In this study, an IoT framework with a four-layer and blockchain storage system has been developed for the secure and high-accuracy operation of IoT assets with distributed-based learning systems. In the second part of the study, firstly, an IoT device was developed for processing nodes that collect data at endpoints. This IoT end device is responsible for transmitting temperature and humidity data to the upper layer. In the second step, edge devices were developed to transfer the collected node data to the server. These edge devices are responsible for both transferring the data to the server and transmitting the learning results to the nodes. In the last step, the data collected in the center is learned with the LSTM learning algorithm and six different order classes are decided. In addition, it is explained how the processing data is stored in the blockchain. As a result, it is predicted that the proposed secure and blockchain-based IoT framework will contribute to the literature with its contribution as follows.
• It has been shown that distributed learning-based systems will provide higher learning performance by combining datasets on the central server and updating their weights.
• It has been shown that preferring edge devices in distributed IoT-based systems will use network traffic more efficiently.
• It has been observed that the transmission of data transfer with smart contract and storage in blockchain-based systems ensure data integrity and security.
• In IoT systems with high data security, solution-specific development of edge and node devices has enabled the use of faster and more secure cryptographic methods.
In the second part of the study, the technical details of the artificial intelligence-based and secure IoT infrastructure are explained. In this section, structures such as the IoT device developed, the general working architecture of the study, the prepared blockchain and smart contract structure, and the developed machine learning model are explained. In the third part, there are the findings obtained from the study. In this section, the network traffic measurements of the developed infrastructure, the speed and resource usage measurements of the infrastructure are clearly shown. In the fourth chapter, the results obtained from the study are explained.

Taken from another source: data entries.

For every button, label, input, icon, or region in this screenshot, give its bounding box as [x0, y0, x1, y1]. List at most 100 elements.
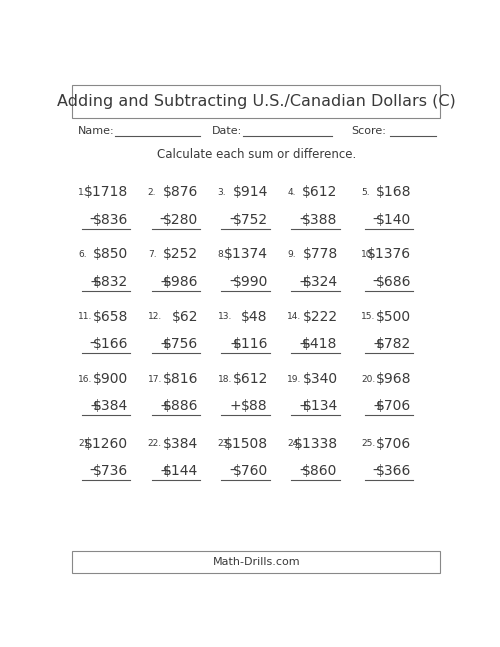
Text: 14.: 14. [287, 313, 302, 322]
Text: $48: $48 [242, 310, 268, 324]
Text: 19.: 19. [287, 375, 302, 384]
Text: +: + [90, 399, 101, 413]
Text: 25.: 25. [361, 439, 375, 448]
Text: $986: $986 [162, 275, 198, 289]
Text: 15.: 15. [361, 313, 375, 322]
Text: $324: $324 [302, 275, 338, 289]
Text: $850: $850 [93, 248, 128, 261]
Text: $860: $860 [302, 464, 338, 478]
Text: –: – [160, 213, 166, 226]
Text: $384: $384 [163, 437, 198, 451]
Text: Math-Drills.com: Math-Drills.com [212, 557, 300, 567]
Text: 18.: 18. [218, 375, 232, 384]
Text: 20.: 20. [361, 375, 375, 384]
Text: 7.: 7. [148, 250, 156, 259]
Text: +: + [372, 399, 384, 413]
Text: 10.: 10. [361, 250, 375, 259]
Text: 2.: 2. [148, 188, 156, 197]
Text: +: + [229, 337, 241, 351]
Text: $140: $140 [376, 213, 411, 226]
Text: $500: $500 [376, 310, 411, 324]
Text: Name:: Name: [78, 126, 114, 136]
Text: $1718: $1718 [84, 185, 128, 199]
Text: $612: $612 [232, 372, 268, 386]
Text: 24.: 24. [287, 439, 302, 448]
Text: –: – [372, 213, 380, 226]
Text: +: + [372, 337, 384, 351]
Text: –: – [90, 464, 96, 478]
Text: 17.: 17. [148, 375, 162, 384]
Text: $222: $222 [302, 310, 338, 324]
Text: $886: $886 [162, 399, 198, 413]
Text: $900: $900 [93, 372, 128, 386]
Text: –: – [229, 213, 236, 226]
Text: $968: $968 [376, 372, 411, 386]
Text: 21.: 21. [78, 439, 92, 448]
Text: +: + [299, 275, 310, 289]
Text: –: – [299, 464, 306, 478]
Text: 5.: 5. [361, 188, 370, 197]
Text: $816: $816 [162, 372, 198, 386]
Text: $280: $280 [163, 213, 198, 226]
Text: 3.: 3. [218, 188, 226, 197]
Text: –: – [299, 213, 306, 226]
Text: +: + [160, 275, 171, 289]
Text: –: – [229, 275, 236, 289]
Text: $832: $832 [93, 275, 128, 289]
Text: $1508: $1508 [224, 437, 268, 451]
Text: $168: $168 [376, 185, 411, 199]
Text: +: + [160, 464, 171, 478]
Text: $782: $782 [376, 337, 411, 351]
Text: –: – [372, 275, 380, 289]
Text: $88: $88 [241, 399, 268, 413]
Text: Calculate each sum or difference.: Calculate each sum or difference. [156, 148, 356, 161]
Text: $752: $752 [233, 213, 268, 226]
Text: $340: $340 [302, 372, 338, 386]
Text: +: + [299, 399, 310, 413]
Text: $252: $252 [163, 248, 198, 261]
Text: $144: $144 [163, 464, 198, 478]
Text: $418: $418 [302, 337, 338, 351]
Text: 8.: 8. [218, 250, 226, 259]
Text: $116: $116 [232, 337, 268, 351]
FancyBboxPatch shape [72, 551, 440, 573]
Text: 6.: 6. [78, 250, 86, 259]
Text: 12.: 12. [148, 313, 162, 322]
Text: $836: $836 [93, 213, 128, 226]
Text: $778: $778 [302, 248, 338, 261]
Text: $366: $366 [376, 464, 411, 478]
Text: +: + [160, 337, 171, 351]
Text: –: – [372, 464, 380, 478]
Text: $686: $686 [376, 275, 411, 289]
Text: $990: $990 [232, 275, 268, 289]
Text: 16.: 16. [78, 375, 92, 384]
Text: $1376: $1376 [367, 248, 411, 261]
Text: $62: $62 [172, 310, 198, 324]
Text: +: + [229, 399, 241, 413]
Text: 4.: 4. [287, 188, 296, 197]
Text: 11.: 11. [78, 313, 92, 322]
Text: +: + [90, 275, 101, 289]
Text: Score:: Score: [351, 126, 386, 136]
Text: 22.: 22. [148, 439, 162, 448]
Text: +: + [299, 337, 310, 351]
Text: $914: $914 [232, 185, 268, 199]
Text: 13.: 13. [218, 313, 232, 322]
Text: 23.: 23. [218, 439, 232, 448]
Text: $612: $612 [302, 185, 338, 199]
Text: $756: $756 [163, 337, 198, 351]
Text: –: – [90, 337, 96, 351]
Text: –: – [229, 464, 236, 478]
Text: $876: $876 [163, 185, 198, 199]
Text: $1260: $1260 [84, 437, 128, 451]
Text: $658: $658 [93, 310, 128, 324]
Text: Date:: Date: [212, 126, 242, 136]
Text: $1374: $1374 [224, 248, 268, 261]
Text: 1.: 1. [78, 188, 86, 197]
Text: $706: $706 [376, 437, 411, 451]
Text: –: – [90, 213, 96, 226]
FancyBboxPatch shape [72, 85, 440, 118]
Text: $166: $166 [93, 337, 128, 351]
Text: $736: $736 [93, 464, 128, 478]
Text: $706: $706 [376, 399, 411, 413]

ARTIFICIAL INTELLIGENCE BASED AND SECURED IOT FRAMEWORK
In this study, it has been tried to develop a blockchain-based distributed edge computing backbone. The study will be examined under three main headings in itself. The first part of the developed backbone consists of the technical features and visuals of the IoT card, which provides data from the environment. In the second part, the details of the designed edge computing structure and artificial intelligence processes will be discussed. In the last part, how the blockchain technology is integrated into the first and second parts will be explained.
Designed IoT Device: IoT_TH
We chose to develop the IoT card ourselves, which we will use within the layered architecture of the infrastructure we will develop. We placed sensors on the IoT card we developed to collect the temperature and humidity data of the environment. We named the card we developed using the initials of this environment data and the abbreviation of the concept of internet of things, IoT_TH. The purpose of designing this card is to measure the temperature and humidity values ​​of the environment where the card is located and to send the values ​​obtained to the remote server via the Wi-Fi module. ESP8266 is used as hardware, MCU and Wi-Fi module. DHT11 temperature and humidity sensor is used as the sensor. There is a Relay and a Buzzer on the board to activate when necessary. The reason for placing a relay on the board is to give this board the ability to control motors and similar equipment. The developed board is fed with 5V power. The relay and buzzer on the board work with 5V. The DHT11 sensor works with 3.3V, which is the same value as the ESP8266. There is 1 test pin on the PCB board to measure the total consumed current and voltage. With this pin, it is possible to measure how much power the card consumes in which situations. With the SS34 protection diode, when reverse polarity is applied to the board, damage to the circuit elements is prevented.
Under normal circumstances, when the location of the card changes or the SSID and password information of the Wi-Fi device to which it will be connected changes, the card must be reprogrammed and the SSID and password information must be reconfigured as hardware code. However, we can easily do this by dynamically adjusting the Wi-Fi configurations of the card through the switch we placed on the card. Thus, when the location of the card is changed, the information of the new Wi-Fi device to be connected is entered with the Wi-Fi configuration button and it can be easily adapted to the new location. Thanks to these features, the card has a more effective quality. The developed card is an ergonomic card with dimensions of 70mm - 30mm - 18mm. The internal structure, connection diagram and design of the developed card are shown in Figure 1.